É possível discordar da fundamentação de Hannah, quando ela coloca Eichmann, praticamente, como um bufão: um homem “comum”, submetido a uma engrenagem burocrática que tinha a capacidade de extrair das pessoas todas as suas possibilidades negativas, sem que elas deixassem, processualmente, de serem pessoas comuns. Imputar a Hannah, todavia, uma posição crítica sobre a capacidade de resistência dos judeus, que ela não expressou, omitindo que o próprio Procurador do Estado de Israel -no caso- é que tinha aventado esta hipótese, é usar os mesmos métodos sórdidos do inimigo. Trata-se de liquidar, moralmente, a pessoa dotada de um pensamento alternativo, para que os seus argumentos – que vem de “fora” da comunidade vitimada- não sejam avaliados pelas vítimas.
A ascensão de Hitler tem várias causas remotas e também contemporâneas a sua a sua ascensão ao poder de Estado e elas não podem ser procuradas, na maior ou menor capacidade de resistência de uma das comunidades mais brutalizadas, na Alemanha à época, os judeus. A tragédia foi uma tragédia alemã e mundial, que envolveu não só uma ruptura no campo democrático em defesa da República de Weimar, internamente, mas também, externamente à Alemanha, a omissão e a colaboração de pessoas e grupos de distintas religiões, culturas, condições sociais e partidos políticos, que se omitiram dolosamente ou foram indiferentes ao perigo que o nazi-fascismo representava.
Carl Herz, jurista judeu socialdemocrata de esquerda, que conseguiu fugir para a Inglaterra, depois de ser retirado da Prefeitura de Kreusberg e torturado pelas SA, publicou em Londres um ensaio, que não tem tradução nem para o português nem para o espanhol (“Ther straight line – from soldier king to soldier dictator”, Hutchinson Co.1942, pg.53), onde ele sustenta o seguinte: a ideia de que alguns povos tem uma missão especial no mundo é comum, assim como é normal que o homem que carrega essas ideias, ou esforce-se por elas, se sinta um herói. A partir do momento que um líder, um partido, um Estado, convencem o seu povo que ele é redentor da Humanidade ou o “povo escolhido”, fica bem próximo da imaginação deste povo que ele tem uma missão especial, E que, quem impede esta missão, é inimigo deste povo, do seu destino e da sua pátria presente ou futura.

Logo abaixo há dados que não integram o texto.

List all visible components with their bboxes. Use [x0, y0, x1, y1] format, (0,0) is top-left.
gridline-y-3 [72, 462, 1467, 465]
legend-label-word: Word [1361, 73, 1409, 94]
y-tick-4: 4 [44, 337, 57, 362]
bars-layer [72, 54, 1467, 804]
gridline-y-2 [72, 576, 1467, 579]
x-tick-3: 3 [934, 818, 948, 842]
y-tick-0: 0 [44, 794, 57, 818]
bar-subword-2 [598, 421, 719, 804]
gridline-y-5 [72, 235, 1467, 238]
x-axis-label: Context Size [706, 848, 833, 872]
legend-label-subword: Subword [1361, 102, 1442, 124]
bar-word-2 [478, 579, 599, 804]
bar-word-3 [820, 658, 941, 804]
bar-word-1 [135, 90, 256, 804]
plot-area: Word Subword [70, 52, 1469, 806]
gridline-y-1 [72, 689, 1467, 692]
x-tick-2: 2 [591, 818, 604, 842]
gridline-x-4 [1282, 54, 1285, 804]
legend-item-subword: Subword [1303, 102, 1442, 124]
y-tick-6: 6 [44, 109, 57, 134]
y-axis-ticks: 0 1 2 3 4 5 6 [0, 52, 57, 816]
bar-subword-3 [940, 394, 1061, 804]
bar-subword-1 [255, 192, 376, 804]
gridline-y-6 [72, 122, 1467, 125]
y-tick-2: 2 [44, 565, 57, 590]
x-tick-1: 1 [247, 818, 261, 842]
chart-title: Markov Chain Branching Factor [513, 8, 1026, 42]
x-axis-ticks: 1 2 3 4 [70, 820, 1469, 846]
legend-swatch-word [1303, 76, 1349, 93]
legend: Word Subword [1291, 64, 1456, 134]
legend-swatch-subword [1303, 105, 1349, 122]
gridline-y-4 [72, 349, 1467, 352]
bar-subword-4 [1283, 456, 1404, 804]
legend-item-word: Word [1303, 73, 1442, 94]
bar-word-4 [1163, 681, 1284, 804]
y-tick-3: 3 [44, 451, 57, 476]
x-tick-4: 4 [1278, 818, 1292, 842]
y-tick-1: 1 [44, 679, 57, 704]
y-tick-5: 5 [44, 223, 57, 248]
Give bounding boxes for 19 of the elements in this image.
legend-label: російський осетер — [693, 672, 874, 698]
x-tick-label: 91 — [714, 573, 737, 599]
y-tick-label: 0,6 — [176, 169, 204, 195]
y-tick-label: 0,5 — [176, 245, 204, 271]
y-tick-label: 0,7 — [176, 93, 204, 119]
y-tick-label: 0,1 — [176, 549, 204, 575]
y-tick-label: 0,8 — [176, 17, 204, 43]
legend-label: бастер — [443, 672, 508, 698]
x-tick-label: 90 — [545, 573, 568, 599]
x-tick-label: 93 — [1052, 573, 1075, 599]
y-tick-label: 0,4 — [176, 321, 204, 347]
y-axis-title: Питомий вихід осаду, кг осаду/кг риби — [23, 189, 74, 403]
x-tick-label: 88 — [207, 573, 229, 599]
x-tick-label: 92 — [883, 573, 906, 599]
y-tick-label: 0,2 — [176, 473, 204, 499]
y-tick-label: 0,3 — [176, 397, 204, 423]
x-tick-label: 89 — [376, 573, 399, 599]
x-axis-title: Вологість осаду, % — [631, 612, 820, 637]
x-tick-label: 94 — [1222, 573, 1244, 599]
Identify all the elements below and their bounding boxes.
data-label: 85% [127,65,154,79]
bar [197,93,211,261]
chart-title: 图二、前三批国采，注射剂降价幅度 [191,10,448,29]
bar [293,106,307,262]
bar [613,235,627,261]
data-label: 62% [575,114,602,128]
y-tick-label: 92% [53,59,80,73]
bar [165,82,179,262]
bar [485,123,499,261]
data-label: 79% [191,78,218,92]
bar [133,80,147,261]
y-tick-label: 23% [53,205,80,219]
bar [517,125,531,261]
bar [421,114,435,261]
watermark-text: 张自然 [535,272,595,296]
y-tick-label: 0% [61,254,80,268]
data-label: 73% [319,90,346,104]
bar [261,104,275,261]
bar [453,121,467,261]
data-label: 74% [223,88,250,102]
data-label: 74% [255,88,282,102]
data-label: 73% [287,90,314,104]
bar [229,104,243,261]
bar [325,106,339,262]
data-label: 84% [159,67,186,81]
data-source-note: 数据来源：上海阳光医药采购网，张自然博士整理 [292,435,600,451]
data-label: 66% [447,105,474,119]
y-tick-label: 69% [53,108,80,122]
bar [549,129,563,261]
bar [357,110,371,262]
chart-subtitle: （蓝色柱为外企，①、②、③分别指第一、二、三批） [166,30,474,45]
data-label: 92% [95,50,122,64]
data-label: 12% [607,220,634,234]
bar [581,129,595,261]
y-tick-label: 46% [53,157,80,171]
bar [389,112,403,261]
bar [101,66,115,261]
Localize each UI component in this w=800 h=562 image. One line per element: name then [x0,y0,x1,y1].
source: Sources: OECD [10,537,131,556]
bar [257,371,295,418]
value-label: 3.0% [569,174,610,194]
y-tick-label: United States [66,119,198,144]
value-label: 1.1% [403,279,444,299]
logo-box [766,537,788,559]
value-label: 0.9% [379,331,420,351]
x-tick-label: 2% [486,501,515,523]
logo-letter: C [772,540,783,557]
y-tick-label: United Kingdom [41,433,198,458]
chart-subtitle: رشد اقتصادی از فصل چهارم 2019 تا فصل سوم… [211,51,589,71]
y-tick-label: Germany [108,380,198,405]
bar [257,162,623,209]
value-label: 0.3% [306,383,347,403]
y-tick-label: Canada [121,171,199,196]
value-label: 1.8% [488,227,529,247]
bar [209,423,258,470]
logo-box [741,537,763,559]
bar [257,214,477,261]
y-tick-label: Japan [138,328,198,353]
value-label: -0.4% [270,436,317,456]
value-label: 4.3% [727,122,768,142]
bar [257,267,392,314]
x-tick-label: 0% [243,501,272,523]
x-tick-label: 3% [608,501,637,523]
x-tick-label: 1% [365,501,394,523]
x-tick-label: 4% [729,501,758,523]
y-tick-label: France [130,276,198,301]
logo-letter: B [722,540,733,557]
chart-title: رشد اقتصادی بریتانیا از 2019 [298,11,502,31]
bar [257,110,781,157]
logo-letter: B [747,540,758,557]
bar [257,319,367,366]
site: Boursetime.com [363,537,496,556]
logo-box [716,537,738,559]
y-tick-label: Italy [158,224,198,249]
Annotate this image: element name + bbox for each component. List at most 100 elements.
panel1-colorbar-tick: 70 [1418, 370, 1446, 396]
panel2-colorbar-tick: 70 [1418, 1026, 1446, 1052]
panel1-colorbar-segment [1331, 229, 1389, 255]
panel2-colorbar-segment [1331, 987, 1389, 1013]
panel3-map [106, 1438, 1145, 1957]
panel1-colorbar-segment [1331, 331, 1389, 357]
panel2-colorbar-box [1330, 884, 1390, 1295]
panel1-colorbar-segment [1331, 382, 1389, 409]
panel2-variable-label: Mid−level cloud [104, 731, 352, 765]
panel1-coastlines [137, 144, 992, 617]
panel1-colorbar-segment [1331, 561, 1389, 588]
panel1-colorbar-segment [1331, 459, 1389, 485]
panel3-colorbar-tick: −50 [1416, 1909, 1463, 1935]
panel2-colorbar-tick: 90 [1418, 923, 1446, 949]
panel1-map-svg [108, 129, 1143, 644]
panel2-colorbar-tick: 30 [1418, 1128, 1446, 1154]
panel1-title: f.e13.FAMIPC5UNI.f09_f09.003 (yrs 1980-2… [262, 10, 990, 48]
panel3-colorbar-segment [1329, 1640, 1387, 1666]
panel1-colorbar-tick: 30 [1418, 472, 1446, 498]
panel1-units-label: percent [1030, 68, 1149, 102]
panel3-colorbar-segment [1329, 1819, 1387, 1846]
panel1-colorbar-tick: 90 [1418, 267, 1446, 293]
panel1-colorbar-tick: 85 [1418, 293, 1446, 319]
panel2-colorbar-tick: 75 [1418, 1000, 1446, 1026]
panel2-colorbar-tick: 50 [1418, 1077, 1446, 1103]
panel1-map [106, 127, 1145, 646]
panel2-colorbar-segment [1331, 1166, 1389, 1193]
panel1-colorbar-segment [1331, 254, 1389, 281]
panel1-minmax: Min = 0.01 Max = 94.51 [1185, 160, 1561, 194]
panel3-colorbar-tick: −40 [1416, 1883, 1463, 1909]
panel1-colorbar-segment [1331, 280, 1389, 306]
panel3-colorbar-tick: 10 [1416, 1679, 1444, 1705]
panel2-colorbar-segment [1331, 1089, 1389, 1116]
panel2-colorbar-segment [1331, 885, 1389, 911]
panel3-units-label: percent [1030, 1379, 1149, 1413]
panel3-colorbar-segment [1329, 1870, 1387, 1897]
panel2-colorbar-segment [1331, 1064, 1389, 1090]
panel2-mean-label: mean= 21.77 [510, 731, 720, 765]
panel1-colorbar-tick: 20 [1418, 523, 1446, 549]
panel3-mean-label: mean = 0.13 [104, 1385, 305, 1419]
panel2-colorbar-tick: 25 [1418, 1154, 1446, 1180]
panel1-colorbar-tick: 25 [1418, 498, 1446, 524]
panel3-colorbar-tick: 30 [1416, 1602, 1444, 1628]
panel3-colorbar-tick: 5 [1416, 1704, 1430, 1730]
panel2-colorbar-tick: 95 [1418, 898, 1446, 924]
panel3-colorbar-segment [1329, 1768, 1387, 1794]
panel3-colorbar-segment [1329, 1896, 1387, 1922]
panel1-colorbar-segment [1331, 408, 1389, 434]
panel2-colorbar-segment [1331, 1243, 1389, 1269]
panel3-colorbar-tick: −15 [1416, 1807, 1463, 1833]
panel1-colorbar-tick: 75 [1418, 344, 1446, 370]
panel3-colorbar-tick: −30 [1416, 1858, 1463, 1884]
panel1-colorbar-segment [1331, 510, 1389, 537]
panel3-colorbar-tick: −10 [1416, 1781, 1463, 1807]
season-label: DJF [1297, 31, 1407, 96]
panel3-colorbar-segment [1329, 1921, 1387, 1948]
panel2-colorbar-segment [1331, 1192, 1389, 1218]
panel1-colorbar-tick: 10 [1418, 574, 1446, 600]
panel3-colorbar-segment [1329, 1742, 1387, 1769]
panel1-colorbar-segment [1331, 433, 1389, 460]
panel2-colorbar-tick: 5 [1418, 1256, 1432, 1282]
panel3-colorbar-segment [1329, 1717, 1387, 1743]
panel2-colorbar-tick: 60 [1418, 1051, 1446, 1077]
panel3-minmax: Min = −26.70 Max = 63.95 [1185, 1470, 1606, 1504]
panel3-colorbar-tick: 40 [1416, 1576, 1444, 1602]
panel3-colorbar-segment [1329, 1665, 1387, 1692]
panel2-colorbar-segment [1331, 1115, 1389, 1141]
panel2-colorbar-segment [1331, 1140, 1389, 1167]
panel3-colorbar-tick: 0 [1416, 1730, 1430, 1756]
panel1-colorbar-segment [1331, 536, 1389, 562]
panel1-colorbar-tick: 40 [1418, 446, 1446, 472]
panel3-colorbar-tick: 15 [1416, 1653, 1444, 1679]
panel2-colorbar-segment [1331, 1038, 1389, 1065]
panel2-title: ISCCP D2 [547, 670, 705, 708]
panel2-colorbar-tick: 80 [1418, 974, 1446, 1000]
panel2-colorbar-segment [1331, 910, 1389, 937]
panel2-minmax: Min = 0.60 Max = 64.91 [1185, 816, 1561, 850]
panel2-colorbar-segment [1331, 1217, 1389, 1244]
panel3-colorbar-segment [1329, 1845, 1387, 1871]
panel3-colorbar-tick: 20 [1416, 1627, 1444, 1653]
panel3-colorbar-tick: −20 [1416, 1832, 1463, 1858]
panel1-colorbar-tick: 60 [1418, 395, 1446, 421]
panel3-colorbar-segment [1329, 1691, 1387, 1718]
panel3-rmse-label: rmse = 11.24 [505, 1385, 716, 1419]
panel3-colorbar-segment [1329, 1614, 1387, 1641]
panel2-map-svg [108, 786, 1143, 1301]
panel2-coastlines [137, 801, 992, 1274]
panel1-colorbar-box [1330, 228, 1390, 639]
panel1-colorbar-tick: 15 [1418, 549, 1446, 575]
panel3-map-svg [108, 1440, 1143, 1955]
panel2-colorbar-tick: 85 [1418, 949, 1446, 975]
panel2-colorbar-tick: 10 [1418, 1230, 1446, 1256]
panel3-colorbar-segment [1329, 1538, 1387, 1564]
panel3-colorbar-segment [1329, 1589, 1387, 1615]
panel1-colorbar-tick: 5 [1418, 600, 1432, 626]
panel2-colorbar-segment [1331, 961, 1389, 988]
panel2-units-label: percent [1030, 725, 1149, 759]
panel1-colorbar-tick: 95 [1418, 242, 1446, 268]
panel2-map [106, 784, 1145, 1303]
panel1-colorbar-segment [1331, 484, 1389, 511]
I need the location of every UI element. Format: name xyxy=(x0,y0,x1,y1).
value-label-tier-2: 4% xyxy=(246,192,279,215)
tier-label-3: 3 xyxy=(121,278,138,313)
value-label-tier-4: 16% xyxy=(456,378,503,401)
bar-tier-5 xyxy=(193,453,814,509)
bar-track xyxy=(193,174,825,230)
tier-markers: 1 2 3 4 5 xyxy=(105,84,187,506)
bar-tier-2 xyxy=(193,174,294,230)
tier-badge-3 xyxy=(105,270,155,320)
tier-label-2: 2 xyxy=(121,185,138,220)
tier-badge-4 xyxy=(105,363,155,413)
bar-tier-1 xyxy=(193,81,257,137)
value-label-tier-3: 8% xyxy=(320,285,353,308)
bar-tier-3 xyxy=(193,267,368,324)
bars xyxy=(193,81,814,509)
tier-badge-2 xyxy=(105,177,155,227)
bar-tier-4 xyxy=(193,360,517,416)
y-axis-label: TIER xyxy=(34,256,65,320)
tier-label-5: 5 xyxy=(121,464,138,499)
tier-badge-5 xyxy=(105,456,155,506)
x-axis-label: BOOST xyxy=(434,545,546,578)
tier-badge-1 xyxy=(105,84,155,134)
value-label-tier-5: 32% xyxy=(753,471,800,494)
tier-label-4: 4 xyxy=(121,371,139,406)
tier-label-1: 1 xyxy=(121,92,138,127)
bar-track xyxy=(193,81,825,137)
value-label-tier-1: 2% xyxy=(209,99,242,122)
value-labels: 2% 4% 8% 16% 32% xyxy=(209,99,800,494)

Independentemente do juízo que tenhamos do que foi feito pelo Juiz Moro, até agora, em relação aos processos nos quais ele se avocou dono de uma jurisdição nacional, não é irrelevante a sua manifestação pública de que o vazamento do novo inquérito contra o ex-Presidente Lula, não deveria ter ocorrido e que o mesmo foi ilegal. Não é irrelevante, independentemente da sua sinceridade (que é muito difícil de avaliar), mas sim pelo que ele manifesta de sensato a respeito da exceção não declarada, que está em andamento no país.
Uma exceção que tem Lula como alvo -não por erros que ele tenha cometido, comuns a todos os governantes numa sistema político arcaico e oligárquico- mas pelo que ele significou para a maioria do povo brasileiro, para sair da subalternidade e da miséria. Neste sentido é que Lula é o “judeu da vez”: ele condensa, se for destruído politicamente, a possibilidade de retrocesso da nossa democracia social, duramente conquistada nos seus governos, que ofende a tradição escravista das nossas classes mais reacionárias, para as quais o povo atrapalha a nação.
O debate sobre a questão judia e o debate sobre todas as opressões, violências, discriminações, explorações e humilhações, não é um debate que deve ser concentrado exclusivamente pelas suas vítimas. Afinal, protagonistas, testemunhas ou autores, somos todos um pedaço da humanidade. Como vítimas, como resistentes ou como carrascos.